C’è in realtà un lavoro certosino dietro a tanta immediatezza: piccoli accorgimenti e sfumature che non sfuggono ad un ascoltatore attento, nel tentativo di imitare attraverso il synth il suono di diversi strumenti, dalle percussioni agli archi, dal pianoforte all’oboe, come se la musica fosse composta con l’ausilio di una piccola orchestra sintetica.
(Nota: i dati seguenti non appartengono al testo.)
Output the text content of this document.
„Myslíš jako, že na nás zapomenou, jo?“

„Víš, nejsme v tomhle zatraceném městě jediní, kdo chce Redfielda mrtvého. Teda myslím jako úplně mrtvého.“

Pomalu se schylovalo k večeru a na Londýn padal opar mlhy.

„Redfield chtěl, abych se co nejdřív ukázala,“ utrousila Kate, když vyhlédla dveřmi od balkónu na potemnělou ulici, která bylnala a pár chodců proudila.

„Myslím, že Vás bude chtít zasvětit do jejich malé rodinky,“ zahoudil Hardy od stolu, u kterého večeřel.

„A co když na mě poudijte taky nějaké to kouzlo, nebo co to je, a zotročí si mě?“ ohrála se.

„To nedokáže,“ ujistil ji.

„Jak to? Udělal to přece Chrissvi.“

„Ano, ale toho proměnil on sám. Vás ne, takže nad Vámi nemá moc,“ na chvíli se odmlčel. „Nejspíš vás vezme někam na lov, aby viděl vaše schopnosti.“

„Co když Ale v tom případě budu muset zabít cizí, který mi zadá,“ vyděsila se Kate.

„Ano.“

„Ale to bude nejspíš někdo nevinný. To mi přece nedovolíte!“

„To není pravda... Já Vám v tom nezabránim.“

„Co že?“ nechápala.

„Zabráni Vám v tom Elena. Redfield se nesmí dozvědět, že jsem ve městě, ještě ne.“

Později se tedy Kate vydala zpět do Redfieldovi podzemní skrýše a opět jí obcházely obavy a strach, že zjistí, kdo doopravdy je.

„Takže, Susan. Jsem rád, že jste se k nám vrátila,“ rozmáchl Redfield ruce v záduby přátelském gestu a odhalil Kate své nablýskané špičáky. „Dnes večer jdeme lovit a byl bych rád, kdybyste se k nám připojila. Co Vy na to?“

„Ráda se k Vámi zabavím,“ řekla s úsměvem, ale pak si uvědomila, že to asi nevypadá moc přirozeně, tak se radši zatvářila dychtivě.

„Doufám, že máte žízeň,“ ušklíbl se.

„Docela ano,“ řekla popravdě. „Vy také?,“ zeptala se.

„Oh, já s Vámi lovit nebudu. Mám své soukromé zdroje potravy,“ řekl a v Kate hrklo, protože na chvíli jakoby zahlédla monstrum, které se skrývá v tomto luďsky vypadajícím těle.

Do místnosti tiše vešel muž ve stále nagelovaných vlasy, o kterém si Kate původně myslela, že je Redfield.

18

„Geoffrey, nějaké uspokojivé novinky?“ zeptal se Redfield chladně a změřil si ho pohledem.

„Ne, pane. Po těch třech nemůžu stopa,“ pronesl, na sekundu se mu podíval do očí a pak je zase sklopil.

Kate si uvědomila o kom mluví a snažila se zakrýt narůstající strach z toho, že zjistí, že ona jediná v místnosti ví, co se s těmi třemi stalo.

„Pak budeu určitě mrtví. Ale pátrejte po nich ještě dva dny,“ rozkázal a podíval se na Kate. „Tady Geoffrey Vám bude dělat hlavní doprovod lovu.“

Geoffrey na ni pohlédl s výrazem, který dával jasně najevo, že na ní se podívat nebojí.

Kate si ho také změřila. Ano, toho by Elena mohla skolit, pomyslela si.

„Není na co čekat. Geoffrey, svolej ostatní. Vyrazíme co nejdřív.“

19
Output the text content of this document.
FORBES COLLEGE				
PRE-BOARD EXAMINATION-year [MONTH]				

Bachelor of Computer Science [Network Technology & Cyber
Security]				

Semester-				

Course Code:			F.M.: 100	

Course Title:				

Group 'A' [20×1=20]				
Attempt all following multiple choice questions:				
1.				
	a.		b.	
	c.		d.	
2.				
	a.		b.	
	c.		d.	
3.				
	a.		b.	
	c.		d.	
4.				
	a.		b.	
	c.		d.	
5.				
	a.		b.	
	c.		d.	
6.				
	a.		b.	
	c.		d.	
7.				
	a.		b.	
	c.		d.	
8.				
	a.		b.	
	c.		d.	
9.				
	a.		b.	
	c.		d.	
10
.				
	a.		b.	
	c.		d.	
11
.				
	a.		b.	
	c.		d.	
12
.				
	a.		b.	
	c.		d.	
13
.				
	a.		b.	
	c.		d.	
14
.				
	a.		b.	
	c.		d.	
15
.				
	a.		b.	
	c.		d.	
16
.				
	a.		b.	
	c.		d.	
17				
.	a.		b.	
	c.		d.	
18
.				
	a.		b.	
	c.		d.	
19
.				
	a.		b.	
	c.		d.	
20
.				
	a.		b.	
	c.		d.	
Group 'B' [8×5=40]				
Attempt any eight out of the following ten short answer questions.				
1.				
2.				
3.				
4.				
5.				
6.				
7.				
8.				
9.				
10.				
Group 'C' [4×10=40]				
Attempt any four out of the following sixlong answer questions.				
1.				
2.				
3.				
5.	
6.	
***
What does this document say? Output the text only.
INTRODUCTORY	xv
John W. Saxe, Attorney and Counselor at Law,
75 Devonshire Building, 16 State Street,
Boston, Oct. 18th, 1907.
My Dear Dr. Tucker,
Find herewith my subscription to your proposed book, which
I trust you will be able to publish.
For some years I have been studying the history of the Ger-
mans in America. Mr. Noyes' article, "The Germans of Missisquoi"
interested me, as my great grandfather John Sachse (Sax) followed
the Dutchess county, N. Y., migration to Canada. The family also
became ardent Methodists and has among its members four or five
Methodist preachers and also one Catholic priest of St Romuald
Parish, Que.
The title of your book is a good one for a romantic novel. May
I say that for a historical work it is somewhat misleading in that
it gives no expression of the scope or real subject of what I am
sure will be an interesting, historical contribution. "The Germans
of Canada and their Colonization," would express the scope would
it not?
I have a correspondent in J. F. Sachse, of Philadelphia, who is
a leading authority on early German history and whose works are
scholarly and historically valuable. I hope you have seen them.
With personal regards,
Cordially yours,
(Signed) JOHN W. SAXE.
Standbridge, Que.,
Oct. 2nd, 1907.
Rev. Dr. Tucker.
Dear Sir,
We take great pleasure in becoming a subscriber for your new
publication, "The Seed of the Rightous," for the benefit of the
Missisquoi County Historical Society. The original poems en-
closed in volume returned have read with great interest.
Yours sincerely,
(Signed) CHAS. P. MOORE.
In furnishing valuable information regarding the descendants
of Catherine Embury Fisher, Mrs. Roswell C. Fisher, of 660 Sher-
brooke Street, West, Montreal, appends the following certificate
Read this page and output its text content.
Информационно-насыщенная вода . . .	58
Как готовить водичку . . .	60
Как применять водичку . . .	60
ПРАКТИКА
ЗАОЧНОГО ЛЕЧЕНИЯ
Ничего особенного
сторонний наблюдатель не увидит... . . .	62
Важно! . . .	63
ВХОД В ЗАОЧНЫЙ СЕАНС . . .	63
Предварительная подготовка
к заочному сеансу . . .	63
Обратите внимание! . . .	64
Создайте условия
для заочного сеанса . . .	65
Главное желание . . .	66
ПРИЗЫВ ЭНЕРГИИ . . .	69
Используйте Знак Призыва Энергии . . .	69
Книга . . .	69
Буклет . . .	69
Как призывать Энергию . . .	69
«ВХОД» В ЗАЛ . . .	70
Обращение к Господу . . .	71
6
C’è anche qualche lieve imperfezione, qualche tremolio di troppo, qualche nota che si sovrappone all’altra con troppo anticipo ma questo non fa che aumentare il fascino nebbioso di un’opera che al tempo aveva una notevole carica sperimentale e non aveva eguali: nessuno suonava questa roba (se escludiamo gli episodi ambient che costellavano anche i primi album di Burzum), certamente non con un piglio così teatrale, con tanto di pesante trucco da elfo demoniaco, e certamente non associando alla musica un certo tipo di immaginario che evidentemente l’accomunava al mondo black. Ed è proprio la freschezza ingenua e quasi adolescenziale (al tempo Håvard aveva circa diciotto anni) delle immagini create dalle note, allora non ancora inflazionate all’inverosimile come oggi, a costituire il maggior elemento di forza di questo disco: foreste innevate ed immerse nell’oscurità, tetri castelli che nascondono al loro interno terribili segreti, terrificanti troll e perfidi gnomi dalle orecchie a punta, potenti stregoni ed eroici guerrieri, insomma tutto l’affascinante armamentario di Dungeons&Dragons che tanta parte ebbe nella nascita della scena black norvegese, almeno in alcune delle sue più floride ramificazioni.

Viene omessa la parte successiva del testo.